Once upon a time, the Great Devourer was born (from his punny egg).

First, he ate his mom.

Then, he ate his dad.

He also bit Lord Garmadon, who wasn't evil then, but became evil but not dead from the bite, and then Lord Garmadon was evil.

Finally, he ate his poor little siblings who hadn't hatched (and his punny little house).

It was a sad, sad day.

Then the Great Devourer got locked up in a punny prison for 150 punny years.

At long last, he realized the punny door had been unlocked the whole punny time.

And, at long last, we will stop overusing the adjective punny.

We will start overusing the adverb freakishly.

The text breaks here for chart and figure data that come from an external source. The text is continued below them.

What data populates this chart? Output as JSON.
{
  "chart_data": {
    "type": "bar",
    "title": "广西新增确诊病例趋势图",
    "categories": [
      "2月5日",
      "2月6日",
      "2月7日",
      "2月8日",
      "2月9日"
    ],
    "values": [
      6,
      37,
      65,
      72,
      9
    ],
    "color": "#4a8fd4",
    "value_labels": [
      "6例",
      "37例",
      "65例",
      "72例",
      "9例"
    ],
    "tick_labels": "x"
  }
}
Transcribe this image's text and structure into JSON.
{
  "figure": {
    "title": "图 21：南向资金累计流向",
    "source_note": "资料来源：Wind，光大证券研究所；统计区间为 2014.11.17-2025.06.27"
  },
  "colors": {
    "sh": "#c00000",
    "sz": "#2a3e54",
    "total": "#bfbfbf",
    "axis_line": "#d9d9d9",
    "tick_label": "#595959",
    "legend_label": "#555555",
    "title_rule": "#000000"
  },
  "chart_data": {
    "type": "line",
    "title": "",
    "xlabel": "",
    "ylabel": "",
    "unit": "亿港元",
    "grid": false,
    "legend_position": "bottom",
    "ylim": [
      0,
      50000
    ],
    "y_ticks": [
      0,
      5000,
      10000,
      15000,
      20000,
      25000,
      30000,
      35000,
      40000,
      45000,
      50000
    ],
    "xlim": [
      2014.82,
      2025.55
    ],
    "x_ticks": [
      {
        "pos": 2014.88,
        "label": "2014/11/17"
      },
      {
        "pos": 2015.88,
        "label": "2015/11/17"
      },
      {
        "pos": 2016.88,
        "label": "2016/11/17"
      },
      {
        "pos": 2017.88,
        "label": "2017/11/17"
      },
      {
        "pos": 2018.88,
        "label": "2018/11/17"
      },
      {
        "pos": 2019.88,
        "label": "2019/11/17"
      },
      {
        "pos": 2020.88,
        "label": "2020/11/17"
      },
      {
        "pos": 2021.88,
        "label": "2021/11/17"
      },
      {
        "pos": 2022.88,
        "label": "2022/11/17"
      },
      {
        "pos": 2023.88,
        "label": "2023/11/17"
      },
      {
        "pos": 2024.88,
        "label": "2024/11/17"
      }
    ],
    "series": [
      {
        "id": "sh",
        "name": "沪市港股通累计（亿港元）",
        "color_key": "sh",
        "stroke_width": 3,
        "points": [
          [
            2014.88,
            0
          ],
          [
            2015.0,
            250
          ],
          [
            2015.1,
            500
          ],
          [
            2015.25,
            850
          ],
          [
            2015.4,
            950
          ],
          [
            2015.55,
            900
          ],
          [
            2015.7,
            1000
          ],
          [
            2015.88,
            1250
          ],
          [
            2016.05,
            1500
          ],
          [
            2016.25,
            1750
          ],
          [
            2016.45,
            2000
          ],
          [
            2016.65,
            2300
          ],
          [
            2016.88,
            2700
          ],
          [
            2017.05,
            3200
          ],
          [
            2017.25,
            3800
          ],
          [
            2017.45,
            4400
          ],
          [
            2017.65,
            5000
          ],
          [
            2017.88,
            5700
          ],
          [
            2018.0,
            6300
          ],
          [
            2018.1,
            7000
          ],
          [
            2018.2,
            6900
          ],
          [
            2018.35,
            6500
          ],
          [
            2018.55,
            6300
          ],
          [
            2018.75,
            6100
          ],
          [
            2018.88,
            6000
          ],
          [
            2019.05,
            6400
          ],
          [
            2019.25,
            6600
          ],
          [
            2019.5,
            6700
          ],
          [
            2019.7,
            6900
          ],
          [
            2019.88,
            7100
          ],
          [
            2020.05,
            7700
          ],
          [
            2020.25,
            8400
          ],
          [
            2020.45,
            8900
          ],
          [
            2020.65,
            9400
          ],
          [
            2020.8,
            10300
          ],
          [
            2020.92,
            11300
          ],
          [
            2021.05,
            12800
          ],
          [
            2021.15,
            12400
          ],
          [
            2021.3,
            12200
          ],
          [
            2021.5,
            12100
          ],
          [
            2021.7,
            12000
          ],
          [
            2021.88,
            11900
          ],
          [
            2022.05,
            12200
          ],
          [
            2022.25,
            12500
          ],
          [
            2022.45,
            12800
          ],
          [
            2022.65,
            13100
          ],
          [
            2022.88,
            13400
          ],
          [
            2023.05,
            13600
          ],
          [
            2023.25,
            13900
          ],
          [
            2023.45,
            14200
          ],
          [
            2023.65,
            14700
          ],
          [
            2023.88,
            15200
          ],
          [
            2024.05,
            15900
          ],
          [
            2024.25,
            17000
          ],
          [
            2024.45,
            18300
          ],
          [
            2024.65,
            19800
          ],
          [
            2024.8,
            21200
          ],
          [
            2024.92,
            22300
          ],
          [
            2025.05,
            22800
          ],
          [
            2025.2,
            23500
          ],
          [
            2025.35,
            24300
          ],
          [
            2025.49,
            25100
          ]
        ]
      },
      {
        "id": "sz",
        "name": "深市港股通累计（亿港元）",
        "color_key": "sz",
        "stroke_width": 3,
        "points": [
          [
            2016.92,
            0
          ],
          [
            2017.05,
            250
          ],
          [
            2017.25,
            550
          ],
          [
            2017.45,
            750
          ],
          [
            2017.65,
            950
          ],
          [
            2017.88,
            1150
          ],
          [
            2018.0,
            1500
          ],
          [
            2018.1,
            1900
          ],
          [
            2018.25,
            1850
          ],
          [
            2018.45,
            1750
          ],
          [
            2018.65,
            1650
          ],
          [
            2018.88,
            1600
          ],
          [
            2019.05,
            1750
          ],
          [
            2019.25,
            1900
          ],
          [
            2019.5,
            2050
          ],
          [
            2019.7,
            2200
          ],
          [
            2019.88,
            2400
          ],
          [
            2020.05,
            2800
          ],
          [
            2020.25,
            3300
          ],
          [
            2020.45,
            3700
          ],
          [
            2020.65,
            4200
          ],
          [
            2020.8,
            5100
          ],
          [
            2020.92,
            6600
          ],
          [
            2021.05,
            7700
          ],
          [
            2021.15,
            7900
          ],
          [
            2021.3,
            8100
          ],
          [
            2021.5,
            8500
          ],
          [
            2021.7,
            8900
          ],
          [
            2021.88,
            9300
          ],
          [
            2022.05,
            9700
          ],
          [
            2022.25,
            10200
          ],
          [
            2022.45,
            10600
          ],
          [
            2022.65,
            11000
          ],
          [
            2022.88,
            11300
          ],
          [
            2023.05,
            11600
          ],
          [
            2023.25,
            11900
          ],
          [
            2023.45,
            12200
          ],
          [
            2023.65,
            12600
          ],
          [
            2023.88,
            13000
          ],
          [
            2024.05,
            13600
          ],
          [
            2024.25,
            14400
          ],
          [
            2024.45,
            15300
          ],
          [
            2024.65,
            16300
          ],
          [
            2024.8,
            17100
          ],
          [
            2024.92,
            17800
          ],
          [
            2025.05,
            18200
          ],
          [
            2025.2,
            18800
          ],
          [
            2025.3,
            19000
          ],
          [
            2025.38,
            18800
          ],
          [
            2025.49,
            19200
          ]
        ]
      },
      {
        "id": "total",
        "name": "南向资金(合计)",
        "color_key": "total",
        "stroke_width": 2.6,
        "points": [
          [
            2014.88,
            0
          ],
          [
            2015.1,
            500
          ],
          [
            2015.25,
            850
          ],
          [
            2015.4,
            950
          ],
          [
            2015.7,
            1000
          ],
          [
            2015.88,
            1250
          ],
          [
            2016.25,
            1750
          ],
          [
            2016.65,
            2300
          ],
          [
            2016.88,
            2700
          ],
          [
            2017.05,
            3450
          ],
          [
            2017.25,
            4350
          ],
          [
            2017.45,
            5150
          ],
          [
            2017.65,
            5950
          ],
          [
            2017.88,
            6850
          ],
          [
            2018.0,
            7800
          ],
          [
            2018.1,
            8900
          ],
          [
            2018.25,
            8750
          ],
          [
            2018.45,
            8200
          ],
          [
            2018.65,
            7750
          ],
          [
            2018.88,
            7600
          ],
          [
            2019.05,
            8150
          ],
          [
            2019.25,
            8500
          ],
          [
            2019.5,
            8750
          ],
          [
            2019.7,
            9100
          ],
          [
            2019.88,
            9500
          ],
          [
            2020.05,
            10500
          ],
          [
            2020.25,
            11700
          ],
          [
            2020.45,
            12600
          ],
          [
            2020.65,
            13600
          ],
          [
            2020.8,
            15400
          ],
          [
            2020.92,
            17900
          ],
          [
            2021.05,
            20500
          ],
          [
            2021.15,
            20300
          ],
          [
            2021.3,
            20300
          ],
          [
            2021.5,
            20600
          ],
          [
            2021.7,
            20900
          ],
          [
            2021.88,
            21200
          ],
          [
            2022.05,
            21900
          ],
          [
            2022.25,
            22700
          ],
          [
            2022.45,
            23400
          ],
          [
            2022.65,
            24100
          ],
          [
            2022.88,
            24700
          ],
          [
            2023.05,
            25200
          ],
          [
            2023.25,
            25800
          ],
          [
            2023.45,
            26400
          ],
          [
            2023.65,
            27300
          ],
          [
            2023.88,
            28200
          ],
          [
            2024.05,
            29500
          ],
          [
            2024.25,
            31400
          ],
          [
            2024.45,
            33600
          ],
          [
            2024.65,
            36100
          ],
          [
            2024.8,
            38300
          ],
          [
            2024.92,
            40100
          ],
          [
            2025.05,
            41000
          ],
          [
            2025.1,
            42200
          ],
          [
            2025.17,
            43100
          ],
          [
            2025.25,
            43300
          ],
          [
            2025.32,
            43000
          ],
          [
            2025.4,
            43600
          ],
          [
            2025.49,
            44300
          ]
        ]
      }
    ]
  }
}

So, to overuse this word, the Great Devourer freakishly devoured Pythor, who was laughing freakishly. (Freakishly speaking, he ate Pythor.)

Later, he freakishly died to his freakishly sad death of Golden Weapons because Lord Garmadon used the Golden Weapons on his freakishly empty punny head (I know I know but we just HAD to use the word again!) because Lord Garmadon somehow freakishly could use all the four weapons at once although I don't know how or why.

Okay, let's go back to the beginning and retell the story in a better/worse way. Without overusing punny or freakishly.

Once upon a [thyme], the [Grape] Devourer was [bored] from playing with his [lame] eggshell.

First, he ate a [bomb].

Then, he ate a [rad (ish)].

He also bit Lord [Super-spicy Chicken], who wasn't e-[Ville] then, but became e-[Ville] but was not dead from the bite, and then Lord [Super-spicy Chicken] was [e-mail].

Finally, he ate his poor little siblings who hadn't hatched (and his UNpunny little [mouse]).

It was an [UN]sad, [UN]sad [play].

Then the play was over and so was the Oneshot. THE END.